Catalpa (Catalpa ovata) seed oil (CPO) is a unique oil that contains a high amount of 9trans,11trans,13cis-conjugated linolenic acid. In the present study, we investigated whether dietary administration with CPO affects the development of azoxymethane (AOM)-induced colonic aberrant crypt foci (ACF) in male F344 rats to elucidate its possible cancer chemopreventive efficiency. Also, the effect of CPO on the fatty acid composition of liver tissue and colonic mucosa, the serum levels of total cholesterol and triglyceride, and the mRNA expression of cyclooxygenase (COX)-2 in the colonic mucosa were measured.
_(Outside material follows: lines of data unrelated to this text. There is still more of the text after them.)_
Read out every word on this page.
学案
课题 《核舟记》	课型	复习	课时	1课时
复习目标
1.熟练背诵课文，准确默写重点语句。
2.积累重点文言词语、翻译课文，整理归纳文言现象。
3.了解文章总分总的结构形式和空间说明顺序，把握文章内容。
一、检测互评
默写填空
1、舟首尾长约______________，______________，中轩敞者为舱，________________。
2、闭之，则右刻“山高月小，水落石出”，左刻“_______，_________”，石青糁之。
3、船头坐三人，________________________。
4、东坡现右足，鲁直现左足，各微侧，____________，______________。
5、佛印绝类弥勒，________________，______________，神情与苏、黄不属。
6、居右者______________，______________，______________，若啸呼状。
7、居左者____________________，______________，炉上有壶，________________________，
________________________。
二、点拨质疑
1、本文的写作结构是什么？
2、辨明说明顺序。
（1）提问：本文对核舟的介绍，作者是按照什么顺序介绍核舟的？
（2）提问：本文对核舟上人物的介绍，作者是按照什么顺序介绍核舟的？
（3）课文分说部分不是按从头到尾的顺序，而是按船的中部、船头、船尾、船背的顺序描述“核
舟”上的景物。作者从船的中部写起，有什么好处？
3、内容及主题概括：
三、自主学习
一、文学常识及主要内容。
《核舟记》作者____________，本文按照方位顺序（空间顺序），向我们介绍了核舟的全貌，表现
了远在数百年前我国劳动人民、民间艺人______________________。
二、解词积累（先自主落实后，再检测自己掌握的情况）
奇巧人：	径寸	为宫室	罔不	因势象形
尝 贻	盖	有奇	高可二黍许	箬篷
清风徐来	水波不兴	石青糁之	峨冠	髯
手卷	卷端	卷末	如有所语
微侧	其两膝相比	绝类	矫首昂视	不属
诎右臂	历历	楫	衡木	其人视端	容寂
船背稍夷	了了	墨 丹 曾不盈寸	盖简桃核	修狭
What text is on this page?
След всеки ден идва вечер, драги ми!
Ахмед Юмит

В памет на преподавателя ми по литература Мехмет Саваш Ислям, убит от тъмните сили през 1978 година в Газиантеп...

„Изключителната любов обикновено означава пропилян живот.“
In addition, the cell proliferation activity and apoptotic index in the colonic mucosa were estimated immunohistochemically. Animals were given two weekly subcutaneous injections of AOM (20 mg/kg body weight). They also received the experimental diet containing 0.01%, 0.1% or 1% CPO for 4 weeks, starting one week before the first dosing of AOM. AOM exposure produced a substantial number of ACF (99+/-28) at the end of the study (week 4). Dietary administration of CPO reduced the number of ACF (AOM + 0.01% CPO, 32+/-11, P<0.001; AOM + 0.1% CPO, 35+/-18, P<0.001; AOM + 1% CPO, 18+/-10, P<0.001). 9t,11t-conjugated linoleic acid was detected in the liver tissue and colonic mucosa of rats fed the CPO-containing diet. Additionally, dietary administration with CPO decreased the serum triglyceride level and the expression of COX-2 mRNA in the colonic mucosa. The indices of cell proliferation and apoptosis in the colonic mucosa of rats treated with AOM and 1% CPO have significant differences when compared with the AOM alone group. These findings suggest the possible chemopreventive activity of CPO in the early phase of colon carcinogenesis.